ConsensusActualPrevious
Month over Month0.5%0.6%-0.5%
Year over Year-11.7%-11.5%-7.6%

Highlights

Producer prices were just marginally firmer than expected in August. A 0.6 percent monthly rise was the first increase since last December but, with base effects strongly negative, still small enough to slash the annual inflation rate from July's minus 7.6 percent to minus 11.5 percent, another new record low.

As it is, the monthly headline gain was dominated by energy where prices jumped fully 2.5 percent. Excluding this category, the PPI fell again, down 0.2 percent to trim the yearly underlying rate from 1.6 percent to 1.0 percent. This was the lowest annual core rate since January 2021 and some 15 percentage points short of its May 2022 peak. Prices of intermediates fell a monthly 0.4 percent and consumer durables 0.1 percent. Consumer non-durables and capital goods were flat.

Regionally, France (0.6 percent), Germany (0.3 percent), Italy (0.7 percent) and Spain (1.2 percent) all posted monthly gains as did most of the smaller states.

Despite a relatively robust headline print, another fall in core prices shows that underlying inflation is still trending down, in line with a clearly very weak Eurozone manufacturing sector. The region's RPI and RPI-P now stand at minus 9 and 3 respectively, indicating that overall economic activity is performing much as expected.

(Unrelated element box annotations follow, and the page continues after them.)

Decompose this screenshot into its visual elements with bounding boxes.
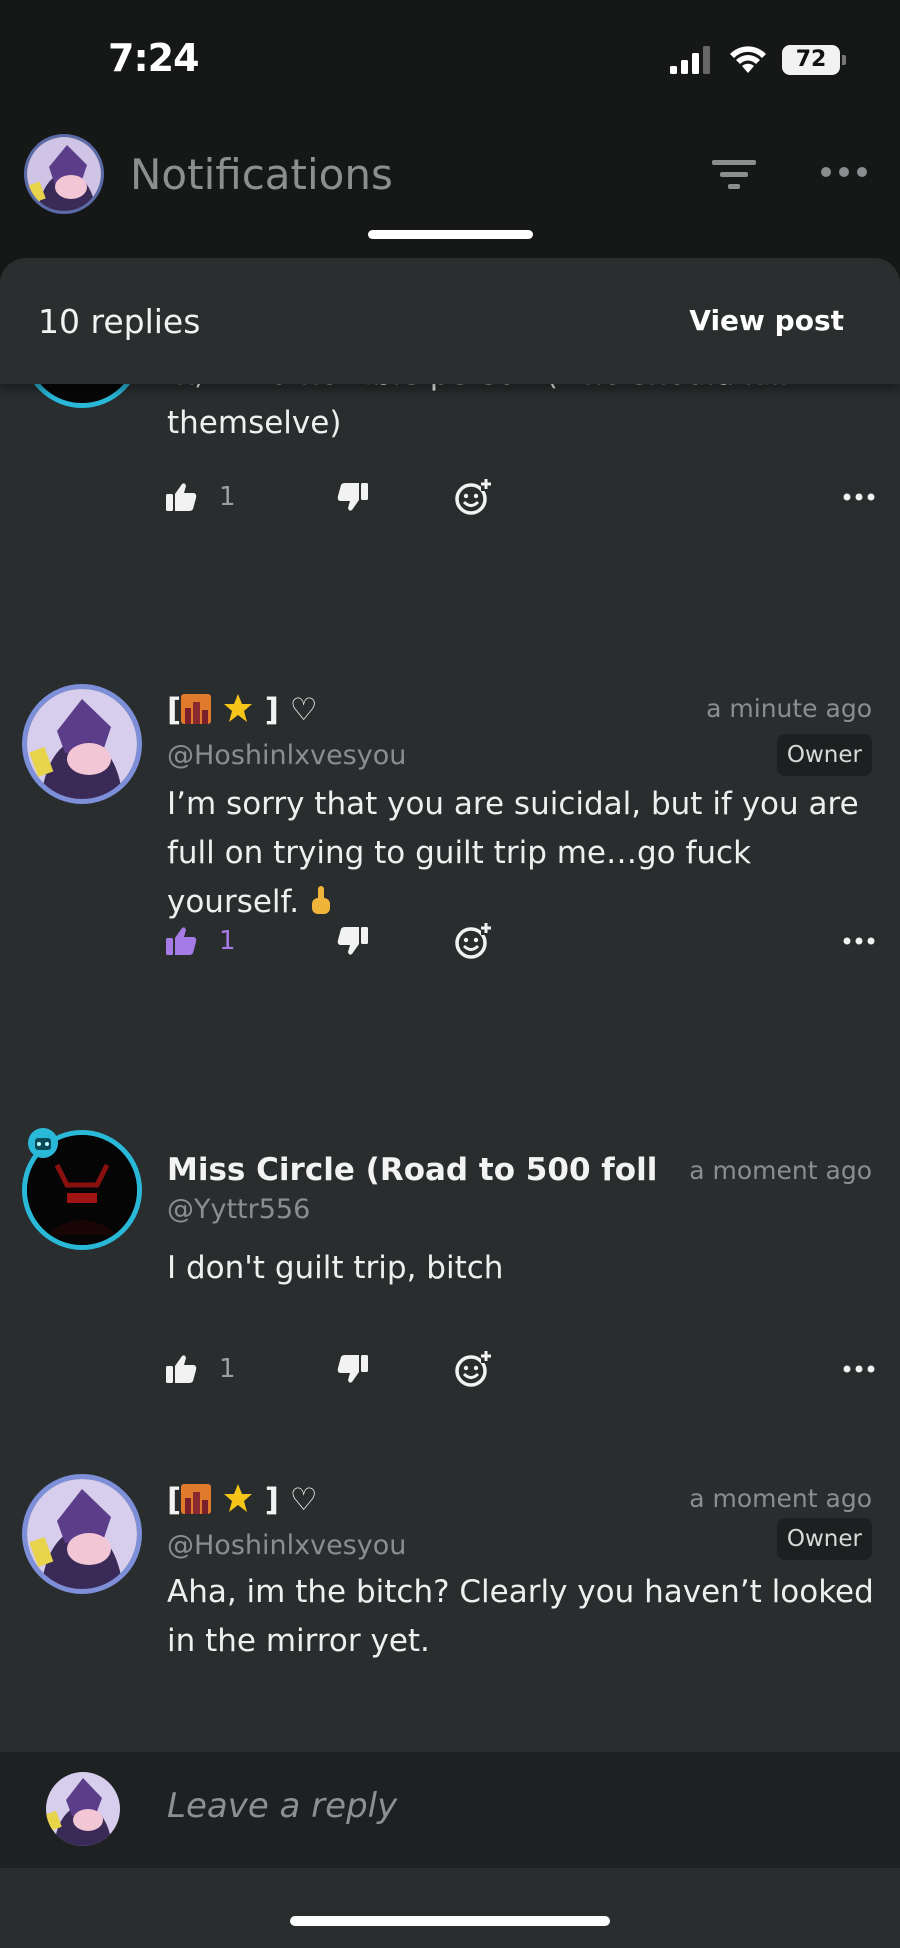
middle-finger-emoji-icon bbox=[311, 886, 330, 914]
add-reaction-icon bbox=[455, 1349, 491, 1387]
add-reaction-button[interactable] bbox=[453, 916, 493, 966]
comment-more-button[interactable] bbox=[843, 1344, 875, 1394]
user-avatar bbox=[46, 1772, 120, 1846]
filter-icon[interactable] bbox=[708, 154, 760, 194]
comment-item: Miss Circle (Road to 500 follo a moment … bbox=[0, 1128, 900, 1450]
comment-item: [ ] ♡ @Hoshinlxvesyou a moment ago Owner… bbox=[0, 1474, 900, 1734]
notifications-header: Notifications bbox=[0, 110, 900, 250]
comment-item: [ ] ♡ @Hoshinlxvesyou a minute ago Owner… bbox=[0, 684, 900, 1084]
thumbs-up-icon bbox=[166, 483, 197, 511]
thumbs-down-icon bbox=[337, 1355, 368, 1383]
add-reaction-button[interactable] bbox=[453, 1344, 493, 1394]
comment-body: I’m sorry that you are suicidal, but if … bbox=[167, 786, 859, 920]
battery-icon: 72 bbox=[782, 45, 846, 75]
comment-actions: 1 bbox=[165, 916, 875, 966]
add-reaction-icon bbox=[455, 921, 491, 959]
page-title: Notifications bbox=[130, 150, 393, 199]
robot-badge-icon bbox=[28, 1128, 58, 1158]
wifi-icon bbox=[730, 46, 766, 73]
comment-list: Ik, I'm a horrible person (who should ki… bbox=[0, 258, 900, 1748]
comment-timestamp: a moment ago bbox=[689, 1156, 872, 1185]
add-reaction-button[interactable] bbox=[453, 472, 493, 522]
comment-timestamp: a minute ago bbox=[706, 694, 872, 723]
dislike-button[interactable] bbox=[337, 1344, 369, 1394]
like-count: 1 bbox=[219, 482, 236, 512]
more-dots-icon[interactable] bbox=[818, 162, 870, 182]
add-reaction-icon bbox=[455, 477, 491, 515]
more-dots-icon bbox=[843, 1365, 875, 1373]
home-indicator[interactable] bbox=[290, 1916, 610, 1926]
reply-input[interactable]: Leave a reply bbox=[167, 1786, 397, 1826]
thumbs-down-icon bbox=[337, 483, 368, 511]
like-button[interactable]: 1 bbox=[165, 1344, 236, 1394]
signal-icon bbox=[670, 46, 710, 74]
status-icons: 72 bbox=[670, 44, 846, 76]
user-avatar[interactable] bbox=[24, 134, 104, 214]
commenter-avatar[interactable] bbox=[22, 1474, 142, 1594]
replies-sheet: 10 replies View post Ik, I'm a horrible … bbox=[0, 258, 900, 1948]
more-dots-icon bbox=[843, 493, 875, 501]
replies-count: 10 replies bbox=[38, 302, 201, 341]
like-count: 1 bbox=[219, 926, 236, 956]
like-button[interactable]: 1 bbox=[165, 916, 236, 966]
commenter-name[interactable]: Miss Circle (Road to 500 follo bbox=[167, 1152, 657, 1188]
reply-compose-bar: Leave a reply bbox=[0, 1752, 900, 1868]
commenter-handle: @Hoshinlxvesyou bbox=[167, 740, 407, 771]
dislike-button[interactable] bbox=[337, 472, 369, 522]
comment-timestamp: a moment ago bbox=[689, 1484, 872, 1513]
comment-body: Aha, im the bitch? Clearly you haven’t l… bbox=[167, 1574, 874, 1659]
commenter-avatar[interactable] bbox=[22, 684, 142, 804]
view-post-button[interactable]: View post bbox=[689, 304, 844, 337]
owner-badge: Owner bbox=[776, 734, 872, 776]
commenter-handle: @Yyttr556 bbox=[167, 1194, 311, 1225]
thumbs-down-icon bbox=[337, 927, 368, 955]
commenter-name[interactable]: [ ] ♡ bbox=[167, 1482, 318, 1518]
comment-body: I don't guilt trip, bitch bbox=[167, 1250, 504, 1286]
city-sunset-emoji-icon bbox=[181, 1484, 212, 1514]
thumbs-up-icon bbox=[166, 1355, 197, 1383]
like-count: 1 bbox=[219, 1354, 236, 1384]
owner-badge: Owner bbox=[776, 1518, 872, 1560]
city-sunset-emoji-icon bbox=[181, 694, 212, 724]
status-bar: 7:24 72 bbox=[0, 0, 900, 110]
like-button[interactable]: 1 bbox=[165, 472, 236, 522]
more-dots-icon bbox=[843, 937, 875, 945]
sheet-grabber[interactable] bbox=[368, 230, 533, 239]
glowing-star-emoji-icon bbox=[223, 1484, 252, 1512]
commenter-handle: @Hoshinlxvesyou bbox=[167, 1530, 407, 1561]
commenter-name[interactable]: [ ] ♡ bbox=[167, 692, 318, 728]
status-time: 7:24 bbox=[108, 36, 200, 80]
glowing-star-emoji-icon bbox=[223, 694, 252, 722]
comment-more-button[interactable] bbox=[843, 472, 875, 522]
comment-actions: 1 bbox=[165, 1344, 875, 1394]
comment-actions: 1 bbox=[165, 472, 875, 522]
sheet-header: 10 replies View post bbox=[0, 258, 900, 384]
comment-more-button[interactable] bbox=[843, 916, 875, 966]
thumbs-up-icon bbox=[166, 927, 197, 955]
dislike-button[interactable] bbox=[337, 916, 369, 966]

Market Consensus Before Announcement

Producer prices are expected to fall 11.7 percent on the year in August which would compare with 7.6 percent contraction in July. The monthly showing has been in contraction for seven straight months but is expected to rise 0.5 percent in August.

Definition

The Producer Prices Index (PPI) measures the gross trading price of industrial goods sold into the domestic market. Changes in the index provide a guide to inflation from the point of view of the product's producer/manufacturer and, in contrast to the consumer price index (CPI), excludes VAT and other deductible taxed associated with turnover. The PPI covers manufacturing, mining and quarrying and utilities but excludes construction. The headline index can be very volatile so financial markets look at a core index to better understand underlying trends. This excludes the often highly erratic energy subsector.

Description

The PPI measures prices at the producer level before they are passed along to consumers. Since the producer price index measures prices of consumer goods and capital equipment, a portion of the inflation at the producer level gets passed through to the HICP. By tracking price pressures in the pipeline, investors can anticipate inflationary consequences in coming months.

Like the HICP, Eurostat's producer price index is also harmonized across the EMU and the larger EU membership. Producer price indexes provide another layer of information on inflation and can be an early warning of inflationary pressures building in the economy. They also record the evolution of prices over longer periods of time. The PPI reports on input prices or commodity prices and can tell whether producers are able to pass through increases in costs to their customers.

The PPI is considered a precursor of both consumer price inflation and profits. If the prices paid to manufacturers increase, businesses are faced with either charging higher prices or taking a cut in profits. The ability to pass along price increases depends on the strength and competitiveness of the marketplace.

Producer prices are more volatile than consumer prices. The CPI includes services components which are more stable than goods, while the PPI does not. Commodity prices react more quickly to supply and demand. Volatility is higher earlier in the production chain. Partly because of this, financial markets will look to the core (ex-energy) index to provide a better guide to underlying trends.